Trump eyes debate to rescue faltering campaign

In this Sept. 29, 2016, photo, Republican presidential candidate Donald Trump speaks at a campaign rally in Bedford, N.H. Trump says Hillary Clinton is making “nasty” ads about him. Most of Clinton’s commercials about Trump, though, merely include clips of him speaking. Her campaign seems to have concluded that Trump is his own worst enemy. (AP Photo/John Locher)
In this Sept. 29, 2016, photo, Republican presidential candidate Donald Trump speaks at a campaign rally in Bedford, N.H. Trump says Hillary Clinton is making “nasty” ads about him. Most of Clinton’s commercials about Trump, though, merely include clips of him speaking. Her campaign seems to have concluded that Trump is his own worst enemy. (AP Photo/John Locher)

(CNN) – Donald Trump has one more chance to save his flailing White House campaign.

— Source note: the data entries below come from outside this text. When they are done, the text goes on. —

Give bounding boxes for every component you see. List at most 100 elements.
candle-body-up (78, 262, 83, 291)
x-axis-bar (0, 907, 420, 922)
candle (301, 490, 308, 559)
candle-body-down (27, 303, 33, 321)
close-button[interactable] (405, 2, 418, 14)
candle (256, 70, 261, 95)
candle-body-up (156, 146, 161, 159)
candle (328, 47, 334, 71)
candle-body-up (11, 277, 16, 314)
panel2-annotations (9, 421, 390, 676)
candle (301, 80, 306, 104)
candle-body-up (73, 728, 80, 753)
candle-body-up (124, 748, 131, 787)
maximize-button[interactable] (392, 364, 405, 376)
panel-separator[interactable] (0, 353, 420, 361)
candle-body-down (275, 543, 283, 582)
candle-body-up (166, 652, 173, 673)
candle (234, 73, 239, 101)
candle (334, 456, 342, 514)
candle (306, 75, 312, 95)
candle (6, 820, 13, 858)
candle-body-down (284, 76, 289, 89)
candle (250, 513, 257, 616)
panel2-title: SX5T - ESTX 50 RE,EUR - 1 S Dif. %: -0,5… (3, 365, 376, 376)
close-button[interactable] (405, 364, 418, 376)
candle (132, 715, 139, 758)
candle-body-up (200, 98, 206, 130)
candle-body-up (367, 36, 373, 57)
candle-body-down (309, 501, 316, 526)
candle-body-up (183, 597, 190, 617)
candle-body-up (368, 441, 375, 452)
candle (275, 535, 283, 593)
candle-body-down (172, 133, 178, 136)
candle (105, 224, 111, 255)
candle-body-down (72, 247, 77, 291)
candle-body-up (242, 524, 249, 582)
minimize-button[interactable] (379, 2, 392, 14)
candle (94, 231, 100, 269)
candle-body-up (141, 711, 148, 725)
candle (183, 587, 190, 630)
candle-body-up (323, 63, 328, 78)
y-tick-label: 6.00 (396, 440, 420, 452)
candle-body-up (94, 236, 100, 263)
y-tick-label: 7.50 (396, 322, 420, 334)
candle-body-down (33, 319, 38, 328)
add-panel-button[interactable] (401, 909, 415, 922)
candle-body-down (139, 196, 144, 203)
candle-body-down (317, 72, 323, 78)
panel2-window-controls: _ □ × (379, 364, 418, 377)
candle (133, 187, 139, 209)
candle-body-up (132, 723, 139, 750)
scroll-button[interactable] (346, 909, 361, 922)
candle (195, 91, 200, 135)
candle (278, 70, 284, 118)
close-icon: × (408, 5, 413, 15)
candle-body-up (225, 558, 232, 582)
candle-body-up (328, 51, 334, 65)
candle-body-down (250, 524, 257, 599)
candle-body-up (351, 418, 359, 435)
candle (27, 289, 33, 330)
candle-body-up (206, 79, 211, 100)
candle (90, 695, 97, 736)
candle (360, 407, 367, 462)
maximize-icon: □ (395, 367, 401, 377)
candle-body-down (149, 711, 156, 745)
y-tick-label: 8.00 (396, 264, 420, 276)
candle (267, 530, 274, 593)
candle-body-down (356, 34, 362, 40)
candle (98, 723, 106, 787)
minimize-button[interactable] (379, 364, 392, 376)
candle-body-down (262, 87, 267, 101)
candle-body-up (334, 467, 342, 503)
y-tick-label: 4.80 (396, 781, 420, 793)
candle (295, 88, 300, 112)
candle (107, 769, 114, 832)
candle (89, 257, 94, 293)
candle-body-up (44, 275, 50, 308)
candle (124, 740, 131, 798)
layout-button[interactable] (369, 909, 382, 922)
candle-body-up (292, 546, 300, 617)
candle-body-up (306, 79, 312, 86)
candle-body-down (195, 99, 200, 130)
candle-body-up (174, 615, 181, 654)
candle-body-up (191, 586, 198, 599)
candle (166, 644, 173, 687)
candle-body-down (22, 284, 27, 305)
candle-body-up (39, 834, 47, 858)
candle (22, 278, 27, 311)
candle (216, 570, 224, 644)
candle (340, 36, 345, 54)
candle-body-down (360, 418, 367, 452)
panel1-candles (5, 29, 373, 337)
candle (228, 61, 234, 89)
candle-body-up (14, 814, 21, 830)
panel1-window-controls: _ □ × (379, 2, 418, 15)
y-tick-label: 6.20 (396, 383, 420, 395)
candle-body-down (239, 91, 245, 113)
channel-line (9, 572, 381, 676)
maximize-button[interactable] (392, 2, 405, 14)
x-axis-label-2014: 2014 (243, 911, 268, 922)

Trump will square off Sunday night against Hillary Clinton in the second presidential debate, an opportunity to look the nation in the eye and express genuine contrition for lewd and sexually aggressive comments about women he made a decade ago. New revelations emerged Saturday after CNN’s Kfile reviewed hours of newly uncovered audio of demeaning conversations Trump held over a 17-year period with radio shock-jock Howard Stern.
The developments have tipped the Republican Party into chaos. Dozens of elected Republicans in Washington and state capitals around the country have condemned Trump — and many have called from him to step aside. His own running mate, Mike Pence, said Saturday he can’t defend Trump’s comments.
Meanwhile, Clinton has largely stayed quiet, letting the turmoil in the GOP unfold and preparing to address the controversy publicly for the first time before an audience of millions.
Trump heads into the debate, which begins at 9 pm ET and will be co-moderated by CNN’s Anderson Cooper, under intense pressure to deliver a powerful performance that demonstrates regret and remorse for his conduct. Only a top-notch showing will help Trump stem the GOP exodus away from his campaign that kicked into full gear Saturday.
On Sunday, he struck back, hinting to Republicans distancing themselves from him that they would regret it.
“So many self-righteous hypocrites. Watch their poll numbers – and elections – go down!” he tweeted.

And his top Sunday show surrogate, Rudy Giuliani, tried to deflect concerns while showing contrition.
“The fact is that men at times talk like that. Not all men, but men do. He was wrong for doing it. I am not justifying it. I believe it’s wrong. I know he believes it’s wrong. I believe this is not the man we’re talking about today,” Giuliani told CNN’s Jake Tapper on “State of the Union.”